Artificial insemination is done on standing animals through a technique, known a rectal palpation. Each semen ejaculate of a male bull, in theory, can be used to inseminate as many as 500 cows. Another advantage of Al is that the semen can be transported (in cryopreserved form) to different places/countries and used to develop superior animals.
Synchronization of Ovulation:
The female animals are inseminated after ovulation which can be detected by behavioural estrous. It is rather difficult to detect estrous, since it mostly occurs during night and lasts for only a few hours. The animal breeders would like to inseminate a large number of females simultaneously, so that the management becomes easy. For this purpose, the females are induced (synchronized) to ovulate at a set time. This is achieved by administration of progesterone and/or prostaglandins, which regulate ovulation cycle. Although total synchrony of ovulation is not possible, about 80% of the females could be made to respond by this approach.
Sperm Sexing:
The livestock industries prefer to have animals belonging to one sex. For instance, the dairy and beef industries demand more females than males. It is possible to produce the animals of desired sex through sperm sexing.
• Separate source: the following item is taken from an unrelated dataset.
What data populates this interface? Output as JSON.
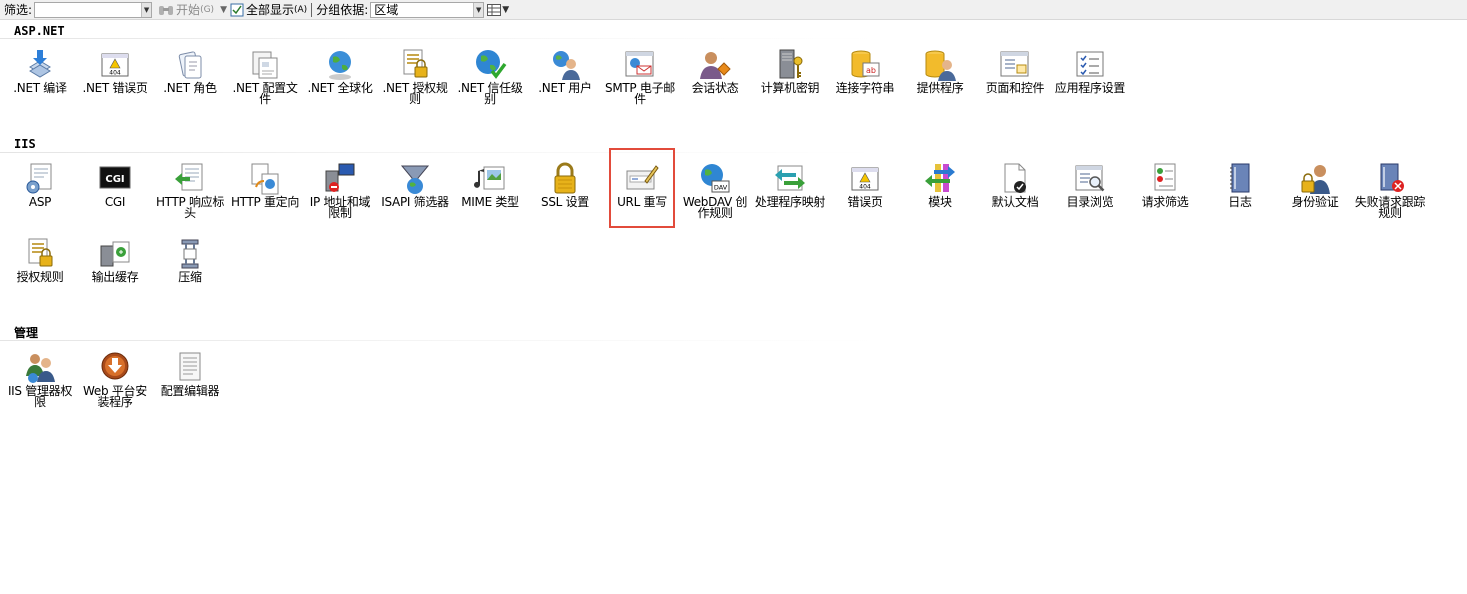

Sperms and ova contain half of the chromosomes of a somatic cell. Thus, an ovum contains autosomes and one X chromosome while the sperm contains autosomes and one Y chromosome. Sex is determined genetically by the sex chromosomes (X and Y). X chromosome is present in all the ova, whereas half of the sperm (of a semen ejaculate) possess X and the other half Y chromosomes.
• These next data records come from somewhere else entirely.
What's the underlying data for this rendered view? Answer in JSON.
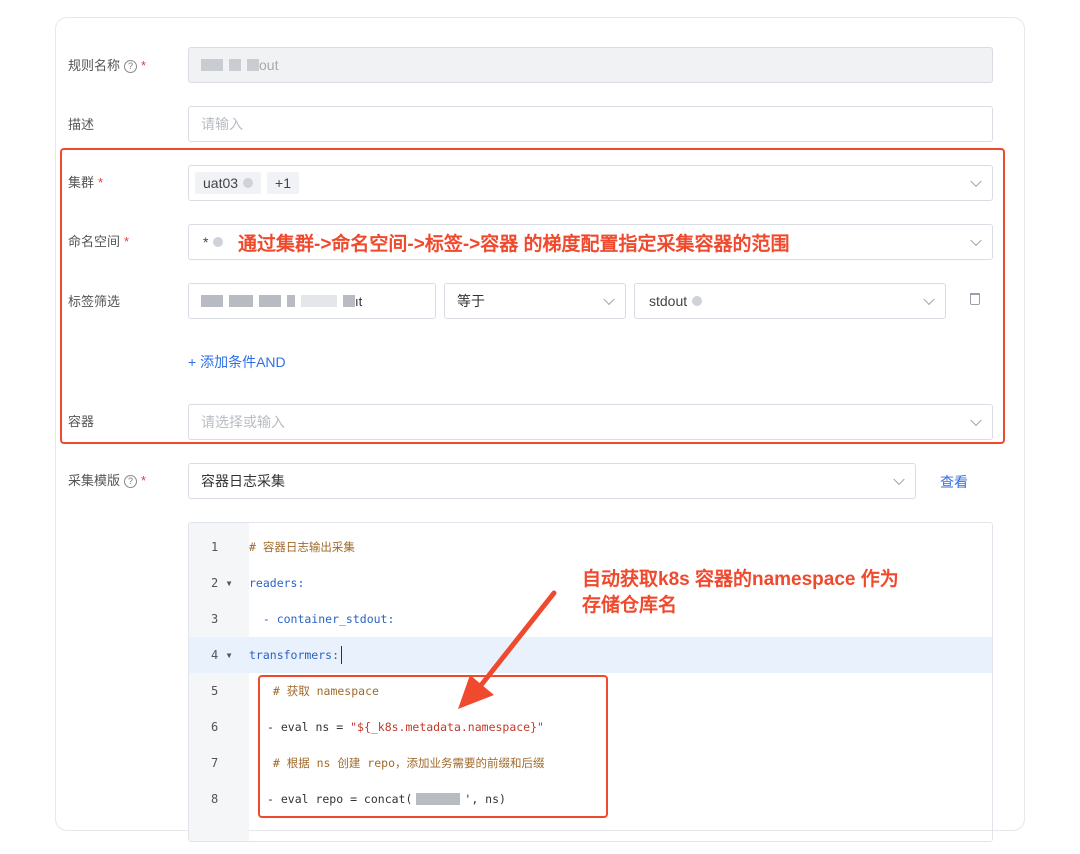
{
  "form": {
    "rule_name": {
      "label": "规则名称",
      "value_suffix": "out"
    },
    "description": {
      "label": "描述",
      "placeholder": "请输入"
    },
    "cluster": {
      "label": "集群",
      "tag": "uat03",
      "extra": "+1"
    },
    "namespace": {
      "label": "命名空间",
      "tag": "*"
    },
    "label_filter": {
      "label": "标签筛选",
      "key_suffix": "ıt",
      "operator": "等于",
      "value_tag": "stdout"
    },
    "add_condition": "+ 添加条件AND",
    "container": {
      "label": "容器",
      "placeholder": "请选择或输入"
    },
    "template": {
      "label": "采集模版",
      "value": "容器日志采集",
      "view_link": "查看"
    },
    "required_mark": "*",
    "help_mark": "?"
  },
  "annotations": {
    "scope": "通过集群->命名空间->标签->容器 的梯度配置指定采集容器的范围",
    "namespace_repo_line1": "自动获取k8s 容器的namespace 作为",
    "namespace_repo_line2": "存储仓库名"
  },
  "editor": {
    "lines": [
      {
        "num": "1",
        "text": "# 容器日志输出采集"
      },
      {
        "num": "2 ▾",
        "text": "readers:"
      },
      {
        "num": "3",
        "text": "  - container_stdout:"
      },
      {
        "num": "4 ▾",
        "text": "transformers:"
      },
      {
        "num": "5",
        "text": "  # 获取 namespace"
      },
      {
        "num": "6",
        "text": "- eval ns = ",
        "str": "\"${_k8s.metadata.namespace}\""
      },
      {
        "num": "7",
        "text": "  # 根据 ns 创建 repo，添加业务需要的前缀和后缀"
      },
      {
        "num": "8",
        "text": "- eval repo = concat(",
        "text_after": "', ns)"
      }
    ]
  },
  "colors": {
    "accent": "#2f6fe6",
    "annotation": "#f04a2e",
    "required": "#e23d3d"
  }
}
The sex of the embryo is determined by the sperm (X or Y containing) that is successful in fertilization. Thus, if the embryo contains X chromosome, it is a female; while it is a male if it possesses Y chromosome. In the natural breeding, the sex ratio of progeny is close to 1:1.
It is possible to separate the sperms containing either X or Y chromosome, and use them selectively for the desired sex of the progeny. By employing a fluorescent dye (Hoechst 33342) and an instrument namely fluorescent activated cell sorter (FACS), two populations of sperms (X or Y chromosome containing) can be separated. Using this approach and in vitro fertilization technique has produced pre- sexed calves.
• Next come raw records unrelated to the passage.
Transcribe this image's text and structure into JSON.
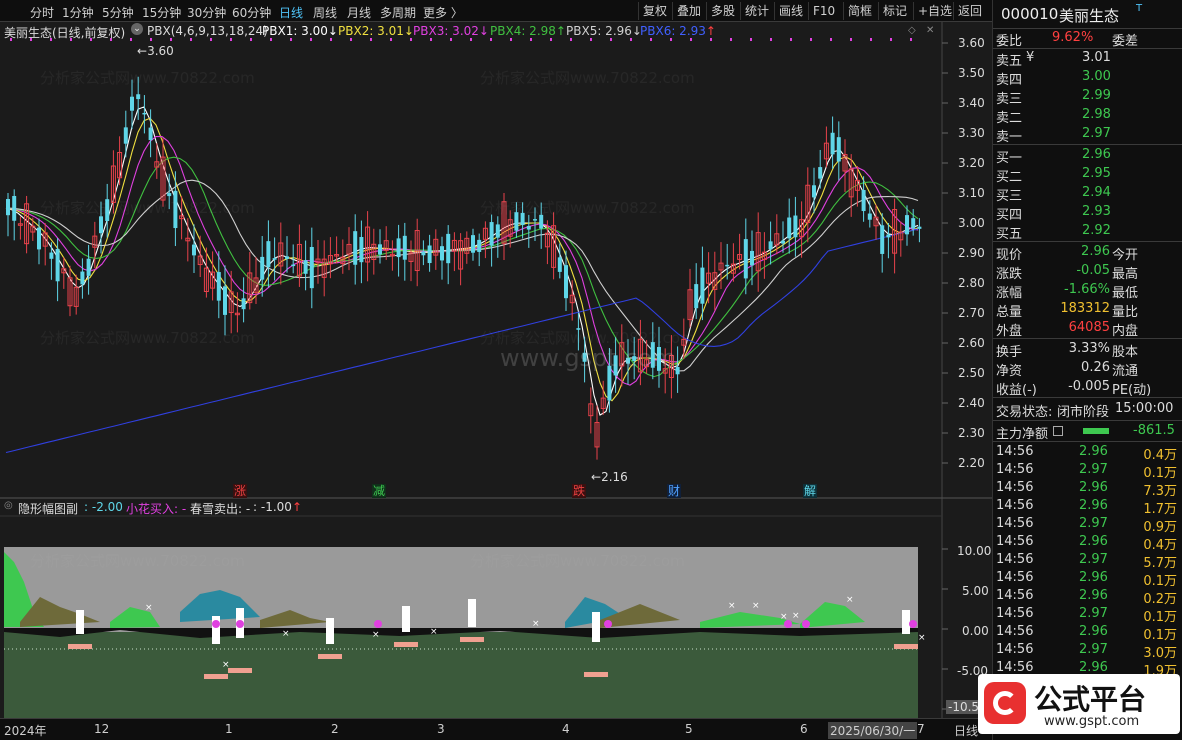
{
  "colors": {
    "up": "#e8424b",
    "down": "#5fd6e8",
    "ma1": "#ffffff",
    "ma2": "#f0e040",
    "ma3": "#e040e0",
    "ma4": "#40c040",
    "ma5": "#d0d0d0",
    "ma6": "#3040e0",
    "green": "#3ec850",
    "red": "#ff4040",
    "yellow": "#f0c030",
    "blue_accent": "#4fc3f7"
  },
  "toolbar": {
    "periods": [
      {
        "label": "分时",
        "active": false
      },
      {
        "label": "1分钟",
        "active": false
      },
      {
        "label": "5分钟",
        "active": false
      },
      {
        "label": "15分钟",
        "active": false
      },
      {
        "label": "30分钟",
        "active": false
      },
      {
        "label": "60分钟",
        "active": false
      },
      {
        "label": "日线",
        "active": true
      },
      {
        "label": "周线",
        "active": false
      },
      {
        "label": "月线",
        "active": false
      },
      {
        "label": "多周期",
        "active": false
      },
      {
        "label": "更多 〉",
        "active": false
      }
    ],
    "buttons": [
      "复权",
      "叠加",
      "多股",
      "统计",
      "画线",
      "F10",
      "简框",
      "标记",
      "+自选",
      "返回"
    ]
  },
  "main_legend": {
    "title": "美丽生态(日线,前复权)",
    "icon": "chevron-down-icon",
    "formula": "PBX(4,6,9,13,18,24)",
    "items": [
      {
        "label": "PBX1: 3.00",
        "arrow": "↓",
        "color": "#ffffff"
      },
      {
        "label": "PBX2: 3.01",
        "arrow": "↓",
        "color": "#f0e040"
      },
      {
        "label": "PBX3: 3.02",
        "arrow": "↓",
        "color": "#e040e0"
      },
      {
        "label": "PBX4: 2.98",
        "arrow": "↑",
        "color": "#40c040"
      },
      {
        "label": "PBX5: 2.96",
        "arrow": "↓",
        "color": "#d0d0d0"
      },
      {
        "label": "PBX6: 2.93",
        "arrow": "↑",
        "color": "#4060ff"
      }
    ]
  },
  "sub_legend": {
    "title": "隐形幅图副",
    "value1": "-2.00",
    "item2": "小花买入:",
    "item2_val": "-",
    "item3": "春雪卖出:",
    "item3_val": "-",
    "item4": ":",
    "item4_val": "-1.00",
    "arrow": "↑"
  },
  "price_axis": [
    "3.60",
    "3.50",
    "3.40",
    "3.30",
    "3.20",
    "3.10",
    "3.00",
    "2.90",
    "2.80",
    "2.70",
    "2.60",
    "2.50",
    "2.40",
    "2.30",
    "2.20"
  ],
  "sub_axis": [
    "10.00",
    "5.00",
    "0.00",
    "-5.00",
    "-10.5"
  ],
  "annotations": {
    "high": "3.60",
    "low": "2.16",
    "high_arrow": "←",
    "low_arrow": "←"
  },
  "event_markers": [
    {
      "label": "涨",
      "color": "#e84040"
    },
    {
      "label": "减",
      "color": "#3ec850"
    },
    {
      "label": "跌",
      "color": "#e84040"
    },
    {
      "label": "财",
      "color": "#4fa0ff"
    },
    {
      "label": "解",
      "color": "#5fd6e8"
    }
  ],
  "date_axis": [
    "2024年",
    "12",
    "1",
    "2",
    "3",
    "4",
    "5",
    "6",
    "2025/06/30/一",
    "7"
  ],
  "bottom_label": "日线",
  "watermarks": {
    "site": "www.gspt.com",
    "formula": "分析家公式网www.70822.com"
  },
  "logo": {
    "text": "公式平台",
    "url": "www.gspt.com"
  },
  "panel": {
    "header": {
      "code": "000010",
      "name": "美丽生态",
      "flag": "T"
    },
    "weibi": {
      "label": "委比",
      "value": "9.62%",
      "label2": "委差"
    },
    "sell": [
      {
        "label": "卖五",
        "extra": "¥",
        "price": "3.01"
      },
      {
        "label": "卖四",
        "extra": "",
        "price": "3.00"
      },
      {
        "label": "卖三",
        "extra": "",
        "price": "2.99"
      },
      {
        "label": "卖二",
        "extra": "",
        "price": "2.98"
      },
      {
        "label": "卖一",
        "extra": "",
        "price": "2.97"
      }
    ],
    "buy": [
      {
        "label": "买一",
        "price": "2.96"
      },
      {
        "label": "买二",
        "price": "2.95"
      },
      {
        "label": "买三",
        "price": "2.94"
      },
      {
        "label": "买四",
        "price": "2.93"
      },
      {
        "label": "买五",
        "price": "2.92"
      }
    ],
    "stats": [
      {
        "l": "现价",
        "v": "2.96",
        "vc": "#3ec850",
        "r": "今开"
      },
      {
        "l": "涨跌",
        "v": "-0.05",
        "vc": "#3ec850",
        "r": "最高"
      },
      {
        "l": "涨幅",
        "v": "-1.66%",
        "vc": "#3ec850",
        "r": "最低"
      },
      {
        "l": "总量",
        "v": "183312",
        "vc": "#f0c030",
        "r": "量比"
      },
      {
        "l": "外盘",
        "v": "64085",
        "vc": "#ff4040",
        "r": "内盘"
      }
    ],
    "stats2": [
      {
        "l": "换手",
        "v": "3.33%",
        "vc": "#dcdcdc",
        "r": "股本"
      },
      {
        "l": "净资",
        "v": "0.26",
        "vc": "#dcdcdc",
        "r": "流通"
      },
      {
        "l": "收益(-)",
        "v": "-0.005",
        "vc": "#dcdcdc",
        "r": "PE(动)"
      }
    ],
    "trade_state": {
      "label": "交易状态:",
      "state": "闭市阶段",
      "time": "15:00:00"
    },
    "main_net": {
      "label": "主力净额",
      "value": "-861.5"
    },
    "ticks": [
      {
        "t": "14:56",
        "p": "2.96",
        "v": "0.4万"
      },
      {
        "t": "14:56",
        "p": "2.97",
        "v": "0.1万"
      },
      {
        "t": "14:56",
        "p": "2.96",
        "v": "7.3万"
      },
      {
        "t": "14:56",
        "p": "2.96",
        "v": "1.7万"
      },
      {
        "t": "14:56",
        "p": "2.97",
        "v": "0.9万"
      },
      {
        "t": "14:56",
        "p": "2.96",
        "v": "0.4万"
      },
      {
        "t": "14:56",
        "p": "2.97",
        "v": "5.7万"
      },
      {
        "t": "14:56",
        "p": "2.96",
        "v": "0.1万"
      },
      {
        "t": "14:56",
        "p": "2.96",
        "v": "0.2万"
      },
      {
        "t": "14:56",
        "p": "2.97",
        "v": "0.1万"
      },
      {
        "t": "14:56",
        "p": "2.96",
        "v": "0.1万"
      },
      {
        "t": "14:56",
        "p": "2.97",
        "v": "3.0万"
      },
      {
        "t": "14:56",
        "p": "2.96",
        "v": "1.9万"
      }
    ]
  }
}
FACS separation of sperms is expensive and time (about 24 hours)-consuming. Many sperms may die before they are actually separated. Attempts are being made to develop better separation techniques of sperms.
ii. Embryo Transfer:
As the ruminant animal produces one egg at time, it can carry one pregnancy at a time. It is possible to increase the production of female animals by increasing the number of mature eggs from a given female, fertilize them and transfer (implant) the embryos (fertilized eggs) into a foster mother (recipient). The foster mother serves as an incubator, and does not make any genetic contribution to the offspring. Embryo transfer is a costly technique, and is selectively used for the production of animals of high genetic or economic valve.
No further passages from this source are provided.